One supplier, no margin

On vendor monoculture, systemic dependencies, and the failure that cannot be contained

The Grand Trunk Company operates the clacks network that carries most of Ankh-Morpork’s financial data. This is not a coincidence of history. It is the outcome of a rational market. The Grand Trunk invested in infrastructure that no competitor could match. Its network effects meant that every new connection made the network more valuable, which attracted more connections, which created more value. The smaller operators who once ran local semaphore routes found it easier to connect to Grand Trunk than to compete with it. Connecting to Grand Trunk rather than building your own network is individually rational. One by one, the individual rational choices produced a single company handling most of the city’s critical communications.

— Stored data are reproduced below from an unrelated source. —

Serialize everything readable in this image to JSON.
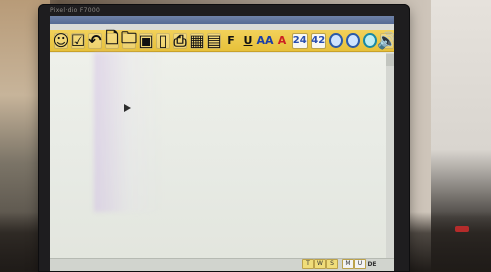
{
  "window": {
    "monitor_brand": "Pixel·dio F7000"
  },
  "toolbar": {
    "items": [
      {
        "icon": "smiley-icon",
        "label": ""
      },
      {
        "icon": "check-icon",
        "label": ""
      },
      {
        "icon": "undo-icon",
        "label": ""
      },
      {
        "icon": "new-document-icon",
        "label": ""
      },
      {
        "icon": "open-folder-icon",
        "label": ""
      },
      {
        "icon": "save-icon",
        "label": ""
      },
      {
        "icon": "print-preview-icon",
        "label": ""
      },
      {
        "icon": "print-icon",
        "label": ""
      },
      {
        "icon": "calculator-icon",
        "label": ""
      },
      {
        "icon": "grid-icon",
        "label": ""
      },
      {
        "icon": "bold-icon",
        "label": "F"
      },
      {
        "icon": "underline-icon",
        "label": "U"
      },
      {
        "icon": "uppercase-icon",
        "label": "AA"
      },
      {
        "icon": "font-color-icon",
        "label": "A"
      },
      {
        "icon": "font-size-icon",
        "label": "24"
      },
      {
        "icon": "font-size-2-icon",
        "label": "42"
      },
      {
        "icon": "circle-blue-icon",
        "label": ""
      },
      {
        "icon": "circle-blue-2-icon",
        "label": ""
      },
      {
        "icon": "circle-teal-icon",
        "label": ""
      },
      {
        "icon": "speaker-icon",
        "label": ""
      }
    ]
  },
  "statusbar": {
    "t": "T",
    "w": "W",
    "s": "S",
    "m": "M",
    "u": "U",
    "de": "DE"
  },
  "colors": {
    "toolbar_bg": "#e7c13a",
    "document_bg": "#e7eae4",
    "accent_blue": "#2b5aa8",
    "accent_red": "#cc2222"
  }
}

The Guild of Engineers, similarly, is not a monopoly through malice. It is a monopoly through competence, reputation, and the network of relationships that make it the default choice for any serious infrastructure contract. Hiring a non-guild engineer for a pumping station is technically possible. It is rarely done, because the Guild certifies its work, insures its practitioners, and can be held to account in a way that a freelance engineer cannot. The logic that makes the Guild dominant is the same logic that makes its dominance a risk: if the Guild’s certification standards are compromised, if its senior practitioners are unavailable, if its supplier relationships fail, every pumping station it maintains is affected simultaneously.

The monoculture did not require a conspiracy to produce. It required only that standardisation, network effects, and incumbent advantage operate as they normally do. The result is a city where a failure in a single provider is not a failure of one service in one district. It is a failure of one service everywhere the provider operates, simultaneously, without geographic or organisational containment.

What diversity does

The mechanism of the monoculture problem is easier to understand by considering what it removes.

When systems are diverse, a failure in one provider is bounded by the extent of that provider’s footprint. The clacks tower in the Shades fails; the towers operated by the smaller company in the Merchant Quarter continue running. The pump maintained by an independent engineer fails; the pumps maintained by a different contractor in Dolly Sisters continue functioning. The failure is local. It affects the users of the failed provider. It does not propagate to users of other providers, because those users are not connected to the failure point.

Diversity is containment. A field planted with ten varieties of wheat, of which a pathogen can infect one, loses at most a tenth of its crop to that pathogen. A field planted with a single variety loses everything. The pathogen is not stronger in the monoculture field. The containment is weaker. The failure propagates further not because of anything about the failure itself, but because the diversity that would have bounded it does not exist.

When all critical systems share a single provider, the failure of that provider is bounded only by its footprint, which is everything. A fault introduced into the Grand Trunk’s core routing produces simultaneous outages at every node connected to the Grand Trunk, across every district, in every building that depends on clacks for coordination. The fault does not need to be large. It needs only to be in the shared dependency.

How monocultures form

Vendor monocultures in critical infrastructure form through the same mechanisms that produce market dominance in any sector. Network effects: the more users a platform has, the more useful it becomes to each user, which attracts more users. Standardisation: operating on the same system as your counterparts reduces transaction costs, which makes the dominant system stickier as adoption grows. Regulatory entrenchment: a single system that meets regulatory requirements becomes the default option for compliance, as it did with MEDoc in Ukraine’s tax reporting framework. Switching costs: once systems and processes are built around a provider, the cost of switching is high enough to make staying rational even when the alternative would be marginally better.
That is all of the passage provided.